Monday, December 14, 2015

an experiment

There's a woman I work with who I consider my spirit animal -  and my ersatz therapist here at my office.  I can't say exactly how old she is (maybe 68?) but she is close to retirement (though she's been saying that since I started working with her four years ago).  She has dedicated her life to improving the working conditions and lives of thousands of people in our city.  She's funny as hell and often pretty cynical.  We get along swimmingly despite the fact that I know for a fact she wanted nothing to do with me when she first met me.  In her words, I "schooled her" on forming snap judgments about people.  Anyways....

She is ridiculously jolly during the holidays, which would appear to go against the grain of her personality.  But as she recently told me "I just had a battery of tests and I am definitely healthy and will stick around for at least the next few weeks - I take nothing for granted."  She recently gave this sort of Holiday Season pep-talk at a staff meeting, instructing us to be thankful for what we have, given the struggles of so many.  She's adopting a very poor family she met recently and not just for Christmas, because she could figuratively "smell the poverty" on that beautiful child's mother.  In light of our vast riches, we are supposed to plaster a smile on our faces and suck it up (her words, by the way).

Of course, I was having NONE. OF. IT.

She knows my story.  She is one of the few people who knew about Celine.  She knows about all of them, and the meaning behind every ring on my right hand.

So I paid her a visit after that staff meeting, and because we love each other, I told her in my usual turn colorful turn of phrase exactly what I thought of her instruction for jolliness.  About how it was asking a lot of people to force cheer.  About how much of a struggle it is to sit with grief that is unacknowledged, in my case for babies who are nameless who no one mourns.

"When have I not acknowledged your grief," she said gently (after informing me that I happen to look pretty ugly when I cry).  "I mourned with you and I know the grief doesn't go away.  You're not alone."

Well, uhhhhh.....ok.

I won't go into the details of the rest of this chat, but here's where I'm at:  I'm gonna take on an experiment.
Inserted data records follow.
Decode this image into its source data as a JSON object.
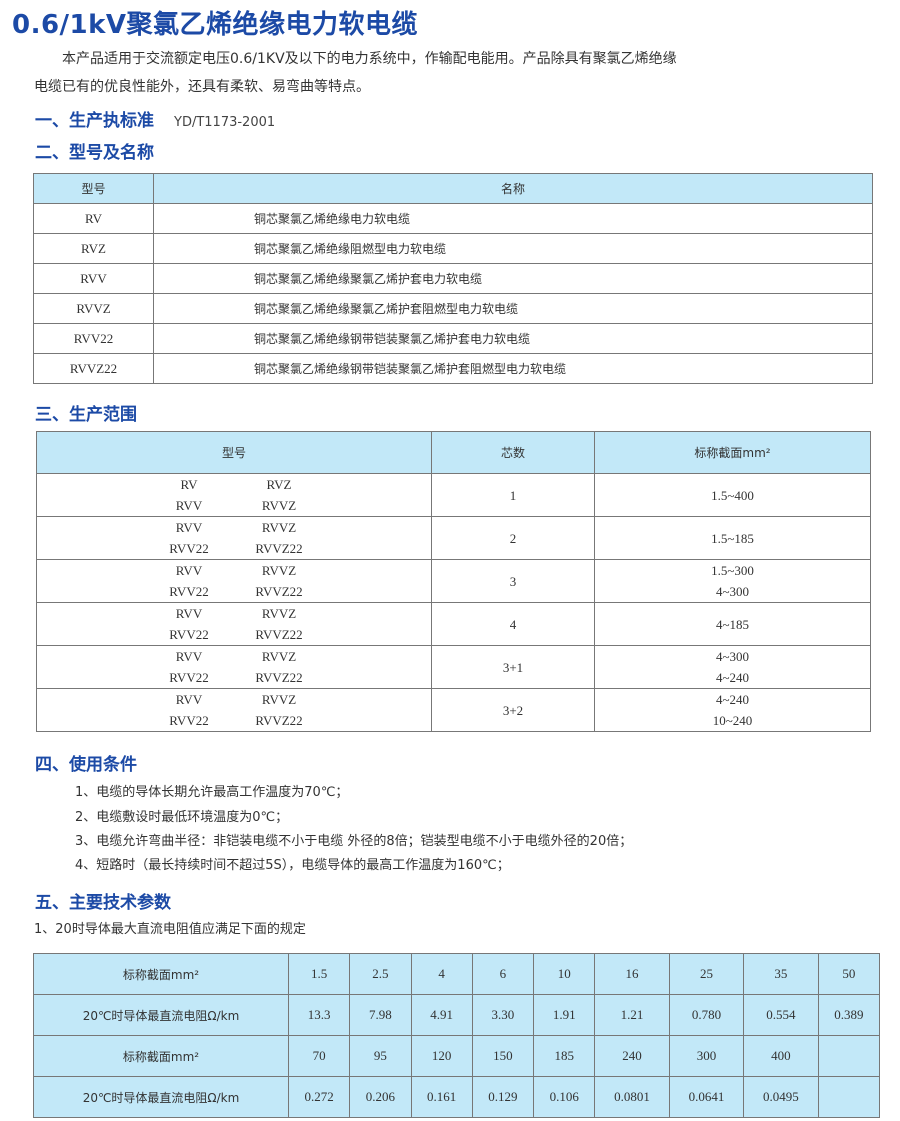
{
  "title": "0.6/1kV聚氯乙烯绝缘电力软电缆",
  "intro": [
    "本产品适用于交流额定电压0.6/1KV及以下的电力系统中，作输配电能用。产品除具有聚氯乙烯绝缘",
    "电缆已有的优良性能外，还具有柔软、易弯曲等特点。"
  ],
  "s1": {
    "title": "一、生产执标准",
    "standard": "YD/T1173-2001"
  },
  "s2": {
    "title": "二、型号及名称",
    "headers": [
      "型号",
      "名称"
    ],
    "rows": [
      [
        "RV",
        "铜芯聚氯乙烯绝缘电力软电缆"
      ],
      [
        "RVZ",
        "铜芯聚氯乙烯绝缘阻燃型电力软电缆"
      ],
      [
        "RVV",
        "铜芯聚氯乙烯绝缘聚氯乙烯护套电力软电缆"
      ],
      [
        "RVVZ",
        "铜芯聚氯乙烯绝缘聚氯乙烯护套阻燃型电力软电缆"
      ],
      [
        "RVV22",
        "铜芯聚氯乙烯绝缘钢带铠装聚氯乙烯护套电力软电缆"
      ],
      [
        "RVVZ22",
        "铜芯聚氯乙烯绝缘钢带铠装聚氯乙烯护套阻燃型电力软电缆"
      ]
    ]
  },
  "s3": {
    "title": "三、生产范围",
    "headers": [
      "型号",
      "芯数",
      "标称截面mm²"
    ],
    "rows": [
      {
        "models": [
          [
            "RV",
            "RVZ"
          ],
          [
            "RVV",
            "RVVZ"
          ]
        ],
        "cores": "1",
        "sections": [
          "1.5~400"
        ]
      },
      {
        "models": [
          [
            "RVV",
            "RVVZ"
          ],
          [
            "RVV22",
            "RVVZ22"
          ]
        ],
        "cores": "2",
        "sections": [
          "1.5~185"
        ]
      },
      {
        "models": [
          [
            "RVV",
            "RVVZ"
          ],
          [
            "RVV22",
            "RVVZ22"
          ]
        ],
        "cores": "3",
        "sections": [
          "1.5~300",
          "4~300"
        ]
      },
      {
        "models": [
          [
            "RVV",
            "RVVZ"
          ],
          [
            "RVV22",
            "RVVZ22"
          ]
        ],
        "cores": "4",
        "sections": [
          "4~185"
        ]
      },
      {
        "models": [
          [
            "RVV",
            "RVVZ"
          ],
          [
            "RVV22",
            "RVVZ22"
          ]
        ],
        "cores": "3+1",
        "sections": [
          "4~300",
          "4~240"
        ]
      },
      {
        "models": [
          [
            "RVV",
            "RVVZ"
          ],
          [
            "RVV22",
            "RVVZ22"
          ]
        ],
        "cores": "3+2",
        "sections": [
          "4~240",
          "10~240"
        ]
      }
    ]
  },
  "s4": {
    "title": "四、使用条件",
    "items": [
      "1、电缆的导体长期允许最高工作温度为70℃；",
      "2、电缆敷设时最低环境温度为0℃；",
      "3、电缆允许弯曲半径：非铠装电缆不小于电缆 外径的8倍；铠装型电缆不小于电缆外径的20倍；",
      "4、短路时（最长持续时间不超过5S），电缆导体的最高工作温度为160℃；"
    ]
  },
  "s5": {
    "title": "五、主要技术参数",
    "sub": "1、20时导体最大直流电阻值应满足下面的规定",
    "rows": [
      {
        "label": "标称截面mm²",
        "values": [
          "1.5",
          "2.5",
          "4",
          "6",
          "10",
          "16",
          "25",
          "35",
          "50"
        ]
      },
      {
        "label": "20℃时导体最直流电阻Ω/km",
        "values": [
          "13.3",
          "7.98",
          "4.91",
          "3.30",
          "1.91",
          "1.21",
          "0.780",
          "0.554",
          "0.389"
        ]
      },
      {
        "label": "标称截面mm²",
        "values": [
          "70",
          "95",
          "120",
          "150",
          "185",
          "240",
          "300",
          "400",
          ""
        ]
      },
      {
        "label": "20℃时导体最直流电阻Ω/km",
        "values": [
          "0.272",
          "0.206",
          "0.161",
          "0.129",
          "0.106",
          "0.0801",
          "0.0641",
          "0.0495",
          ""
        ]
      }
    ]
  }
}
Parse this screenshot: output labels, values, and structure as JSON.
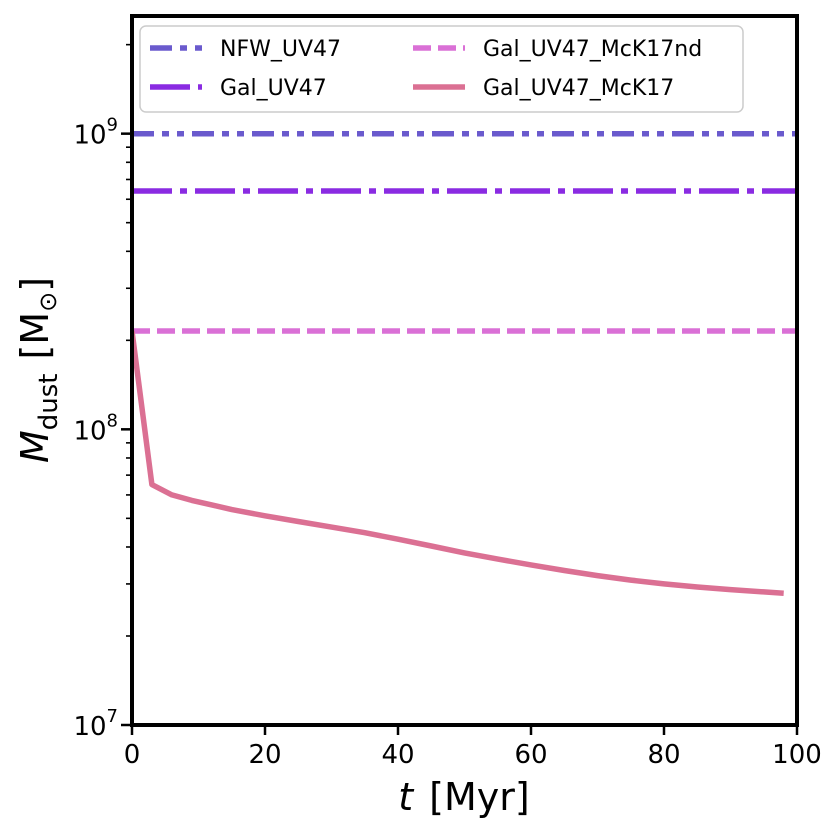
{
  "chart_data": {
    "type": "line",
    "title": "",
    "xlabel_var": "t",
    "xlabel_unit": "[Myr]",
    "ylabel_var": "M",
    "ylabel_sub": "dust",
    "ylabel_unit_open": "[M",
    "ylabel_unit_sym": "⊙",
    "ylabel_unit_close": "]",
    "xlim": [
      0,
      100
    ],
    "ylim": [
      10000000,
      2500000000
    ],
    "yscale": "log",
    "xticks": [
      0,
      20,
      40,
      60,
      80,
      100
    ],
    "xtick_labels": [
      "0",
      "20",
      "40",
      "60",
      "80",
      "100"
    ],
    "yticks": [
      10000000,
      100000000,
      1000000000
    ],
    "ytick_base": "10",
    "ytick_exponents": [
      "7",
      "8",
      "9"
    ],
    "legend_position": "top",
    "series": [
      {
        "name": "NFW_UV47",
        "color": "#6A5ACD",
        "style": "dashdotdot",
        "x": [
          0,
          100
        ],
        "y": [
          1000000000,
          1000000000
        ]
      },
      {
        "name": "Gal_UV47",
        "color": "#8A2BE2",
        "style": "dashdot",
        "x": [
          0,
          100
        ],
        "y": [
          640000000,
          640000000
        ]
      },
      {
        "name": "Gal_UV47_McK17nd",
        "color": "#DA70D6",
        "style": "dashed",
        "x": [
          0,
          100
        ],
        "y": [
          215000000,
          215000000
        ]
      },
      {
        "name": "Gal_UV47_McK17",
        "color": "#DB7093",
        "style": "solid",
        "x": [
          0,
          3,
          6,
          9,
          12,
          15,
          20,
          25,
          30,
          35,
          40,
          45,
          50,
          55,
          60,
          65,
          70,
          75,
          80,
          85,
          90,
          95,
          98
        ],
        "y": [
          215000000,
          65000000,
          60000000,
          57500000,
          55500000,
          53500000,
          51000000,
          48800000,
          46700000,
          44700000,
          42500000,
          40300000,
          38200000,
          36400000,
          34800000,
          33300000,
          32000000,
          30900000,
          30000000,
          29300000,
          28700000,
          28200000,
          27900000
        ]
      }
    ]
  }
}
I am going to try to approach this season the way I used to, before my life took a dramatic turn into sadness city.  I know, I'm a little late on this, as Hanukkah has just ended (don't worry, I still went through the motions for Niblet), but there's still room for some wide-eyed wonder with oncoming Solstice and Christmas celebrations. 

I'll be honest with you: Thinking about how I am not pregnant  right now - roughly eight months since my last D&C  - wasn't helping matters this morning on my drive to the office.  Even though we haven't been trying hard, the fact is that being brutally honest with myself.... I wanted to be pregnant by now.  So the second I felt the tears well up I switched the radio station to NPR and actively listened to stories about carnage in Afghanistan.  Look, I am not proud of my need to feel better about my own life by comparing it to the misery of others.... but this is the only tool I have in my kit right now.

I don't want any reader to think that I am in any way instructing them to put a smile on their face this season.  I am certainly not suggesting that anyone who is dealing with the hell of infertility or RPL or a TFMR just "be thankful for what they have."  Gah, it's nauseating when you hear it from others and I will never say it to you.  I PROMISE WITH EVERY FIBER OF MY BEING, I will never say that to you.

But in my case- and narcissist I am -I have been exactly HERE - IN THIS SPOT - for three and a half years straight.  That's a tremendous amount of time to carry anger and bitterness.  And it's just not working for me anymore.  As my dear friend at work aptly noted, I'm an ugly crier. And I've said it before on this blog, but I am so angry.  And so sad.  Like, a lot of the time, more time than I care to admit (so much so, that I am afraid to calculate the actual hours in the day that I exist in this state of being).

The anger and sadness have also had the unfortunate effect of leaving me failing to maintain important friendships.  Like, I feel like I don't even have the words to pick up the phone and talk with a few key people in my life (my two best friends who happen to live out of state pop to mind).  And THAT makes me feel so additionally shitty.  RPL and Grief have stolen my former life from under me.  I have to take it back and that starts with reaching out to a few people who have given me so much of their love in my life.  And say I am sorry for being so MIA.  And promise that I am here for them. I want to be back.

So I am going to embark on this experiment.  I don't know what to call it.  "Positive thinking" sounds trite. Blech actually.  Maybe it's just pushing my little demons away for a bit?  Seeing what it's like to actively try to live without them on a more regular basis?  I can shake them when I am exercising or in ballet class.  My goal is to shake them off when I am not immersed in music, sweating.  How to do this, I'm not sure.  I guess I have something to discuss in therapy this week.